Delivering an embracing Ramadan message inside the Canton Mosque, Mohammed Tayssir Safi, the Muslim chaplain for the University of Michigan, said the Islamic religion is often wrongly perceived as excluding certain people.
"It doesn't matter what race or ethnicity — it accepts everyone," he said.
Safi's message of tolerance came Thursday evening as the Muslim Community of Western Suburbs marked the waning days of Ramadan, the holiest month of Islam, by inviting people of all faiths to share a sunset meal that ended a day of fasting for Muslims.
Canton-based Muslims sought to promote understanding and tolerance by teaching that Ramadan is a time to strengthen ties to God, partly by fasting and avoiding sex from dawn to sunset so that attention can be given to their faith.
"It's that traversing a path toward God," said Safi, who teaches Arabic at U-M and who was formerly the Canton Mosque's youth coordinator.

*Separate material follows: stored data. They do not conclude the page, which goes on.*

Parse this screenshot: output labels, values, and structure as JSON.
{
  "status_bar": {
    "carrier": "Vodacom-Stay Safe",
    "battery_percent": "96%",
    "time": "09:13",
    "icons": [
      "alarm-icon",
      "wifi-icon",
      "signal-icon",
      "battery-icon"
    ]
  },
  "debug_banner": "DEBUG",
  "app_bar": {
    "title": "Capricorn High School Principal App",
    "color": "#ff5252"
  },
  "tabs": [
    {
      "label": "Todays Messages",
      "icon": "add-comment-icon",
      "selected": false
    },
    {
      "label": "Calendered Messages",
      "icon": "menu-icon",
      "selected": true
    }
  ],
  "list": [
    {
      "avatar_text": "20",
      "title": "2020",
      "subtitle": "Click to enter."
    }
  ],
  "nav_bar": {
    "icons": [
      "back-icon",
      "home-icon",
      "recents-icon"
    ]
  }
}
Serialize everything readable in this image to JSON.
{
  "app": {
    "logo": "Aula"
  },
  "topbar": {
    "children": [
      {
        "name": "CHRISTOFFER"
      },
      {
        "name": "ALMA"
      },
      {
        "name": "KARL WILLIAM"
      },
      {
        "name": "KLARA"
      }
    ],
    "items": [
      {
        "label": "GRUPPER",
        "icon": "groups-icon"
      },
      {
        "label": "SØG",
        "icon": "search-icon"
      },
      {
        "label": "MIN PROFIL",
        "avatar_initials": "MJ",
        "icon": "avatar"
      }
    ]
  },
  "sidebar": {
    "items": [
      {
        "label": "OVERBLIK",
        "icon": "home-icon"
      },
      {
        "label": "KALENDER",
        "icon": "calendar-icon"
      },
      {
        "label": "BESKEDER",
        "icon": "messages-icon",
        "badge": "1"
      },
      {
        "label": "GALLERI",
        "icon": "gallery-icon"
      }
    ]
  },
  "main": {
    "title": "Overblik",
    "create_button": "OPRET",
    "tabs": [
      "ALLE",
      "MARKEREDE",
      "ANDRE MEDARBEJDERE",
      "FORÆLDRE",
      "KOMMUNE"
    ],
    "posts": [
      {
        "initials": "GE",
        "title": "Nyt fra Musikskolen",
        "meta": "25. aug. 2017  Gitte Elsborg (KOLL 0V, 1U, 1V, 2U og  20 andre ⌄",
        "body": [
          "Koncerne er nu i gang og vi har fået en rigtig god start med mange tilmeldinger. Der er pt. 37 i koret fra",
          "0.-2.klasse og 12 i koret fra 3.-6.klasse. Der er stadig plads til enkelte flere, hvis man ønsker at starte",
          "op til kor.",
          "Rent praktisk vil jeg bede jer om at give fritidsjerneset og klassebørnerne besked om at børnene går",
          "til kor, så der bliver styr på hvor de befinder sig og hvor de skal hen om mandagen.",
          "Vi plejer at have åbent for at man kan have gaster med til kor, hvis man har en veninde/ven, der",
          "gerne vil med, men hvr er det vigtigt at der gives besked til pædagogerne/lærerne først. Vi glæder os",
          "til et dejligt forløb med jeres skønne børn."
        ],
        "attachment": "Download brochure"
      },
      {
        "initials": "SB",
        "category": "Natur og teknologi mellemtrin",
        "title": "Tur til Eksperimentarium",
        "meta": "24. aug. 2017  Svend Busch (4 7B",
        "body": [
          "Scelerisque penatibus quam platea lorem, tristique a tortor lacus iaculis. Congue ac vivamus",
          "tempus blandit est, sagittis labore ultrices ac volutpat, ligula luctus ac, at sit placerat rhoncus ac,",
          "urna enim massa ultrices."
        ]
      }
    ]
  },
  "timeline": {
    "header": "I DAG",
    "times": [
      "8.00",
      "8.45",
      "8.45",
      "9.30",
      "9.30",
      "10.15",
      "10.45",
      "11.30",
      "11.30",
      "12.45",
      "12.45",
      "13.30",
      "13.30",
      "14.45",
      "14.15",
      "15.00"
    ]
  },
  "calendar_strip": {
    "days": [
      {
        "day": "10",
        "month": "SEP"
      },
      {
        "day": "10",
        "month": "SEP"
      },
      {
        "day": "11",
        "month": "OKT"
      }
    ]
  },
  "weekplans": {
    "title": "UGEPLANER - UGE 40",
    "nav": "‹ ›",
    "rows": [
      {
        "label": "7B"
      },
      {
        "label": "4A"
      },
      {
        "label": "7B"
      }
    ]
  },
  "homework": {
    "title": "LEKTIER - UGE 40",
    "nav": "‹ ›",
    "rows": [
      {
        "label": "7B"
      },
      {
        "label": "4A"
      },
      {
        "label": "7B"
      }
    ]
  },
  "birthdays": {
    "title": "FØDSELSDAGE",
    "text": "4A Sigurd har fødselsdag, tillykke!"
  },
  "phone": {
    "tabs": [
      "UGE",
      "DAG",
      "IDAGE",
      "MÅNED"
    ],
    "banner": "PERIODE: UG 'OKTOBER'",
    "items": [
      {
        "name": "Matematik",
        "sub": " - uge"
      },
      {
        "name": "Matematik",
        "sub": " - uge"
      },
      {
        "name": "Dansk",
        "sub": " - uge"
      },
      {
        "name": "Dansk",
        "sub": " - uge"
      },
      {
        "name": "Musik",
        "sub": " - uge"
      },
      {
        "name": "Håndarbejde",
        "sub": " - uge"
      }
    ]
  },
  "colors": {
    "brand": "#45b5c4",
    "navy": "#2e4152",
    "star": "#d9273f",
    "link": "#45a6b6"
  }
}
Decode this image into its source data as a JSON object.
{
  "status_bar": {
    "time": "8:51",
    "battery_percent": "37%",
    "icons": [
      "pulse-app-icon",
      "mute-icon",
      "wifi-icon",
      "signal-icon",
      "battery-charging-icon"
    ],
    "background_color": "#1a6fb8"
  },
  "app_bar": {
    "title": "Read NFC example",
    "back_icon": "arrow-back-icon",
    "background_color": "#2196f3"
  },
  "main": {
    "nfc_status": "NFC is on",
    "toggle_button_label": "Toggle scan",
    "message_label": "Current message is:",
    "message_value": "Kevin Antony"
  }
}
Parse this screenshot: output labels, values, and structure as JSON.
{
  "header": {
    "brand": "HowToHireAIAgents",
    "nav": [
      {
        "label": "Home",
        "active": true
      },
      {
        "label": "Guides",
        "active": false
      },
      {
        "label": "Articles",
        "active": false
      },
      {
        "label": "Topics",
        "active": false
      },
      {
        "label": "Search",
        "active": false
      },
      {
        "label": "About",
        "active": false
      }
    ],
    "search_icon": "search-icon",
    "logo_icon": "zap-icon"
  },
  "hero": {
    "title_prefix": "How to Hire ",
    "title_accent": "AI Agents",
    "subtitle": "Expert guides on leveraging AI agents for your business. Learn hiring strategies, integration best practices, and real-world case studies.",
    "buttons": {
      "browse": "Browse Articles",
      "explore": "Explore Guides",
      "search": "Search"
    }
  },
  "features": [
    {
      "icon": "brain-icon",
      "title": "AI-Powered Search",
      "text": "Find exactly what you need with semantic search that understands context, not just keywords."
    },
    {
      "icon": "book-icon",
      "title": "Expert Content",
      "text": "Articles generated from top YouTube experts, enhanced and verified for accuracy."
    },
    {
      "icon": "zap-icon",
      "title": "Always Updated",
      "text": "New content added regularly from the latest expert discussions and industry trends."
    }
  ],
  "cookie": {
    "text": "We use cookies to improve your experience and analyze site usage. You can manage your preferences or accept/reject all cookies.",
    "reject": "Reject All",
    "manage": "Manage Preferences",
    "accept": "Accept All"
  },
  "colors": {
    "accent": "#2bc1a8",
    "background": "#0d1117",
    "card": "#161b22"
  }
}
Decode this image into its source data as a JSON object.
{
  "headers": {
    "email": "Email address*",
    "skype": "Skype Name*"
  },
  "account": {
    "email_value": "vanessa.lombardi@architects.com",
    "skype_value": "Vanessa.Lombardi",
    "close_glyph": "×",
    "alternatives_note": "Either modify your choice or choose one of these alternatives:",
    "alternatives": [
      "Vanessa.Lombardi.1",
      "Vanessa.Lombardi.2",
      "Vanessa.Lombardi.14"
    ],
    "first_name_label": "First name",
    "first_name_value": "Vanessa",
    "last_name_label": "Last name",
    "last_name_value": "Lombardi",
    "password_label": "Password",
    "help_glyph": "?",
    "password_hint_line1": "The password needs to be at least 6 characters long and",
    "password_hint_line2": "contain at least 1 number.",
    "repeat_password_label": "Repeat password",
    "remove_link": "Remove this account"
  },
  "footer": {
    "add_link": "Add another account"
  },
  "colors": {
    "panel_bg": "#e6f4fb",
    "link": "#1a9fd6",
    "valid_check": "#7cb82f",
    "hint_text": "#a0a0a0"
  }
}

The mosque's latest community-outreach effort followed earlier events such as a 9/11 observance last September and clothing drives to help area families in need. The gathering came as Muslims across America continue to face discrimination and violence in places such as Murfreesboro, Tenn., where a mosque finally was set to open this week after years of opposition and court challenges, and in Joplin, Mo., where a second fire deemed suspicious destroyed a mosque.
Even though Muslims believe in God, often called Allah, Safi said they have become increasingly misunderstood in recent years.
Yet, he said Muslims want to worship God, help their communities and raise their families. "They're like everyone."
Local Muslims hope to promote understanding by hosting community gatherings. Thursday's meal drew an estimated 45 people, and Muslims are trying to figure out how they can draw larger crowds.
Canton mother of two Sarah Mohiuddin said Ramadan signals a time to remember God and bring together the community and families.
"It's a time of year when we do a lot more prayer and a lot more remembering of God," she said. "It's a time to help the poor and to give to the people you love."
Mohiuddin sought to instill a sense of giving to her children Hamza Syed, 6, and Sumayya, 3, by working with them to make baskets of brownies, cupcakes and dates to give to others. Dates are significant because they are typically the first food to break the Ramadan fast.
Canton resident Khaled Almadhoun, 20, said Ramadan is a time to fast and "purify your life" because "when you're fasting, you become more peaceful and more forgiving" of others.
Another Canton resident, 27-year-old Muhi Khwaja, summed up his thoughts on Ramadan by calling it "a time to internally reflect on how we can be better in every way."
As Safi gave his address, images of Ramadan prayers and celebrations from around the world flashed on a screen. Upstairs in the Canton Mosque, scores of Muslims bowed on a carpeted floor and prayed to God.
Safi said many Americans mistakenly believe that Muslims only recently came to the United States. He said it is believed that 15-20 percent of slaves who were brought here were, in fact, Muslim.
"It's a revisionist history to think that we're new here," Safi said, though the next wave of Muslims only occurred after the civil rights era of the 1960s.
Safi said the word Islam means to submit to God, and he said it contains three foundations: outward worship, a belief in God, and spirituality that involves purification of one's self.
"Muslims are called to be good citizens," he said.
To that end, local Muslims have vowed to continue to reach out with good deeds from the Canton Mosque to the larger community. They hope their efforts can lead to better understanding not just during Ramadan, but year-round.